= Mississippi Institute of Arts and Letters =

Privately funded foundation

The Mississippi Institute of Arts and Letters (MIAL) is a privately funded foundation created to recognize annually the greatest accomplishments in art, music, literature, and photography among Mississippians. The idea was conceived by, among others, former Mississippi Governor William Winter, Dr. Cora Norman, Dr. Aubrey Lucas, and Dr. Noel Polk in 1978, and the first awards were given out in 1980.

Nominations for a Mississippi Institute of Arts and Letters Award may be made only by registered members of the institute. The winners are chosen by a jury of prominent academics in each of nine fields:
1. Fiction
2. Non-fiction
3. Life Writing
4. Youth Literature
5. Visual Art
6. Music Composition (Classical)
7. Music Composition (Contemporary)
8. Photography
9. Poetry

The ceremony is held in a different Mississippi city each year.

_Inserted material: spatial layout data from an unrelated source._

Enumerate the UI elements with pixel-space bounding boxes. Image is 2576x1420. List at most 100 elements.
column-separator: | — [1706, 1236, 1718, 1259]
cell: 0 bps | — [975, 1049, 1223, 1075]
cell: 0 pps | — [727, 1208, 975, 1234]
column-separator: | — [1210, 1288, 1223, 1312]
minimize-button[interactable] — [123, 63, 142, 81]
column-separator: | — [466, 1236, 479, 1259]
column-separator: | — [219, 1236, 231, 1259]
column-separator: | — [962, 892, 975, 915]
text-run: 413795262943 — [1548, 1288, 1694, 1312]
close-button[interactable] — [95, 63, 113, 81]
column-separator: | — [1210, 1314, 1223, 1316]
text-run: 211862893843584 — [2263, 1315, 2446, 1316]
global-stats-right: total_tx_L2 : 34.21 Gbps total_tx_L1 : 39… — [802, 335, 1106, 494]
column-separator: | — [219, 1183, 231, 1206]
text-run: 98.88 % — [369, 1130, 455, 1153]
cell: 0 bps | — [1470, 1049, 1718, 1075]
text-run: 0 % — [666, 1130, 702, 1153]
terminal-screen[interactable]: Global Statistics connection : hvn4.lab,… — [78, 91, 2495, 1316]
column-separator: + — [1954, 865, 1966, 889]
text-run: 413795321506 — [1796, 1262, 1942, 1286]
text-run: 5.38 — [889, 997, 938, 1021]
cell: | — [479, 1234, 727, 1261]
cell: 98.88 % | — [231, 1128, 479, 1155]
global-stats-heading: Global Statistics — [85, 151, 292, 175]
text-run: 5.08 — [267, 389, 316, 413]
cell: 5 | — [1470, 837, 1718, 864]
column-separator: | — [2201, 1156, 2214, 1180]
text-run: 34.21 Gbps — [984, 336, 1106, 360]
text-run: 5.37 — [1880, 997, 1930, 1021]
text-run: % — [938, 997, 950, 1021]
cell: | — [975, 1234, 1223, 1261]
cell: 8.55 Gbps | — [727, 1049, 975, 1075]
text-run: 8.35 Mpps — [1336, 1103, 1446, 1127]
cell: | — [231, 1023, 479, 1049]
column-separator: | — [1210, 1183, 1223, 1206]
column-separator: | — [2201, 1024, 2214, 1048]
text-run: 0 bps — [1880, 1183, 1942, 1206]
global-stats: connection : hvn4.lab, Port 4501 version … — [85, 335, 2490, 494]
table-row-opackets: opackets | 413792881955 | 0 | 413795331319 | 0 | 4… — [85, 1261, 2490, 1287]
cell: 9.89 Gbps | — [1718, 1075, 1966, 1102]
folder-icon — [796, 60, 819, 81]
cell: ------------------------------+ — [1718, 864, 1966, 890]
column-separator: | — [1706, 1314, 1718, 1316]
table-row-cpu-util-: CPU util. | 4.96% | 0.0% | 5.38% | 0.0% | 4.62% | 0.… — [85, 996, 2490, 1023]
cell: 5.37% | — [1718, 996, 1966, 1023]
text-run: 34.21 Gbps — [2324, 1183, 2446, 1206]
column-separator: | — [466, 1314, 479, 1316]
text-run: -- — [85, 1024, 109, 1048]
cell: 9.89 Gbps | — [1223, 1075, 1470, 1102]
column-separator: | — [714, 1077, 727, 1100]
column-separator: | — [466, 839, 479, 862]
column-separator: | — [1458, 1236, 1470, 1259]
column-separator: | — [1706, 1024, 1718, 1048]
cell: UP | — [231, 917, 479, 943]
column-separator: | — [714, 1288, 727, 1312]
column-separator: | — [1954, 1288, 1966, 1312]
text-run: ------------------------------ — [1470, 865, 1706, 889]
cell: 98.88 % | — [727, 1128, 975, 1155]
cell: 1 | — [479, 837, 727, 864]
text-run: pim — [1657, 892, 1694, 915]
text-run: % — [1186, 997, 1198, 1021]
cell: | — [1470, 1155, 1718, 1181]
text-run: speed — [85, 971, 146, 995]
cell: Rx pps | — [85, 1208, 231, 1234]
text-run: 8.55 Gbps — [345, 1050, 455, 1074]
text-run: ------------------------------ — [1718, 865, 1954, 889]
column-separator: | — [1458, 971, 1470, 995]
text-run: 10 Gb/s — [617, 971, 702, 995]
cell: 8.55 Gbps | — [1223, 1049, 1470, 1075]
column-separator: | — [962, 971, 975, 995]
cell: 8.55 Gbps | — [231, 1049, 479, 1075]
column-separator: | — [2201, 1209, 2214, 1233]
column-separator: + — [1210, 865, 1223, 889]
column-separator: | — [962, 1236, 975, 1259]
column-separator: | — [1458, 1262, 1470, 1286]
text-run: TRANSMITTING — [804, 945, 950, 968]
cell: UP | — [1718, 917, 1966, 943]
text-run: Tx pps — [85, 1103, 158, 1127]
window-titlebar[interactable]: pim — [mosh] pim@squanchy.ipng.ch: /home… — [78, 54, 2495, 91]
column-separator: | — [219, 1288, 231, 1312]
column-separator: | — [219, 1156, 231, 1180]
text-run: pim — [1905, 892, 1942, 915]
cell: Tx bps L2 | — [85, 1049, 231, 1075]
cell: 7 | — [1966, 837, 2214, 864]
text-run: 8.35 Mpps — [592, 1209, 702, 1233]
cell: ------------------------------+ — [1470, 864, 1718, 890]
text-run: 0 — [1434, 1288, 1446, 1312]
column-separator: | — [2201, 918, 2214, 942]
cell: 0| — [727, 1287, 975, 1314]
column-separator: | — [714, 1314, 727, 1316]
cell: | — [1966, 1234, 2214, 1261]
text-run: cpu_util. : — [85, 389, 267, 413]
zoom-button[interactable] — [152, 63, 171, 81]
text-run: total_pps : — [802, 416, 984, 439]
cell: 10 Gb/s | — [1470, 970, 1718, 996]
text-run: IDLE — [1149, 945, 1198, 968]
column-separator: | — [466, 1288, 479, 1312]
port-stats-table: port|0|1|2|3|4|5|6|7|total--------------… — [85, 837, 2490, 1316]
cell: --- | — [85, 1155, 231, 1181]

== Partial list of past winners ==
Some of the notable winners of this award have included: Walker Percy, Ellen Douglas, Ellen Gilchrist, Richard Ford, Larry Brown, Rick Bass, Lewis Nordan, Beverly Lowry, Donna Tartt, Clifton Taulbert, Barry Hannah, Willie Morris, Leontyne Price, Cynthia Shearer, Stephen Ambrose, Steve Yarbrough, Tom Franklin, Brad Watson, Shelby Foote, Natasha Trethewey, Birney Imes, Maude Schyler Clay, William Grant Still, Morgan Freeman, Christopher Maurer, Wyatt Waters, Logan Skelton, and many others. Lifetime achievement awards have been presented to artists such as Gulf Coast painter and potter Walter Anderson, Jackson writer Eudora Welty, and distinguished film actor from the Delta, Morgan Freeman.